The US should pursue a two-part international trade strategy to harmonise compliance and tackle trade barriers, according to the American Apparel and Footwear Association (AAFA).

In comments to US Trade Representative Michael Froman ahead of the National Trade Estimates Report on Foreign Trade Barriers, AAFA president and CEO Kevin Burke focused on challenges faced by apparel and footwear companies in key markets, such as Argentina, Brazil, Indonesia, China, Canada and Japan.

“In order to help sustain the apparel and footwear industry and many others in the United States, we ask USTR to undertake a global strategy in two parts,” Burke wrote.

“First, we urge you to work toward the harmonisation of global compliance requirements.

“Second, the US government must address the litany of tariff and non-tariff barriers facing American companies around the world.”

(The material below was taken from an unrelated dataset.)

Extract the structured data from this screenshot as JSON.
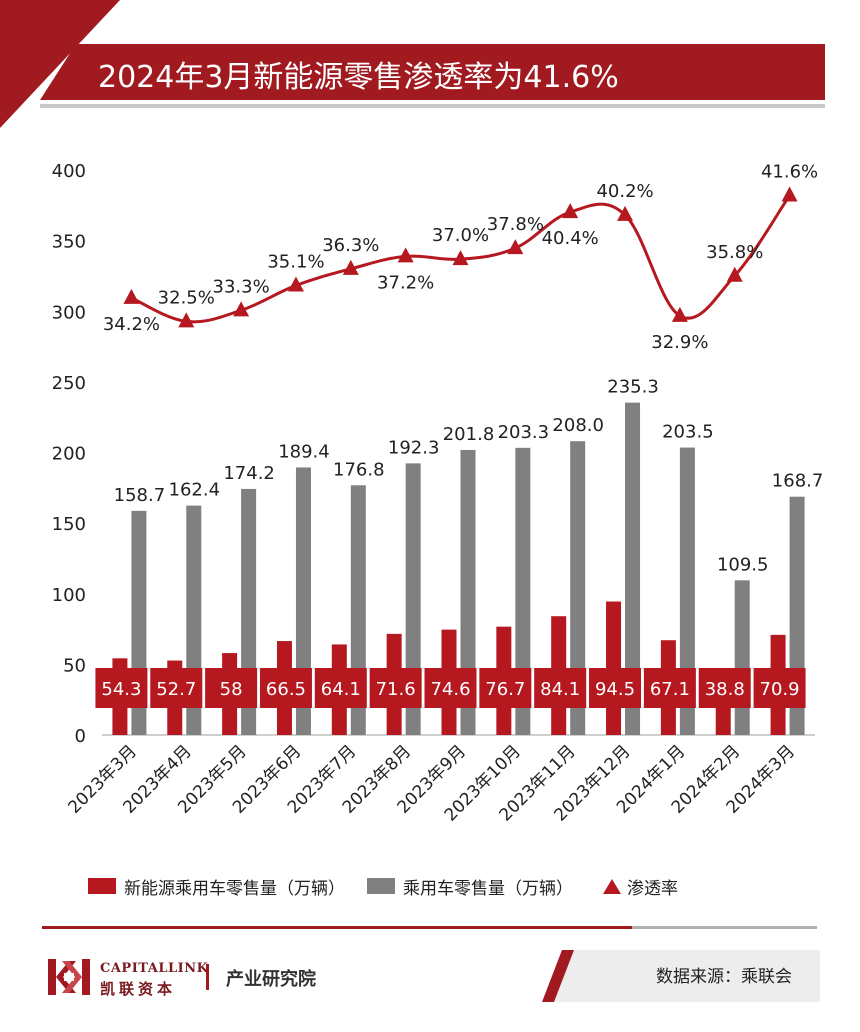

Burke highlighted in particular ongoing talks between the US and the European Union on the Transatlantic Trade and Investment Partnership (TTIP), and with Asian and Australasian countries on the Trans-Pacific Partnership (TPP).

And he drew attention to US companies selling clothes and shoes made in China, Vietnam and other Asian countries into a variety of markets around the world.

“These so-called ‘third country exports’ support thousands of US jobs, employing American workers in design, research and development, sourcing, marketing, sales and logistics,” Burke wrote.

“We urge the US government to give serious time and consideration to slowing the aggressive use of trade remedy laws, safeguard measures, and other restrictions not only against US-made products, but also against US-branded products made in other countries.”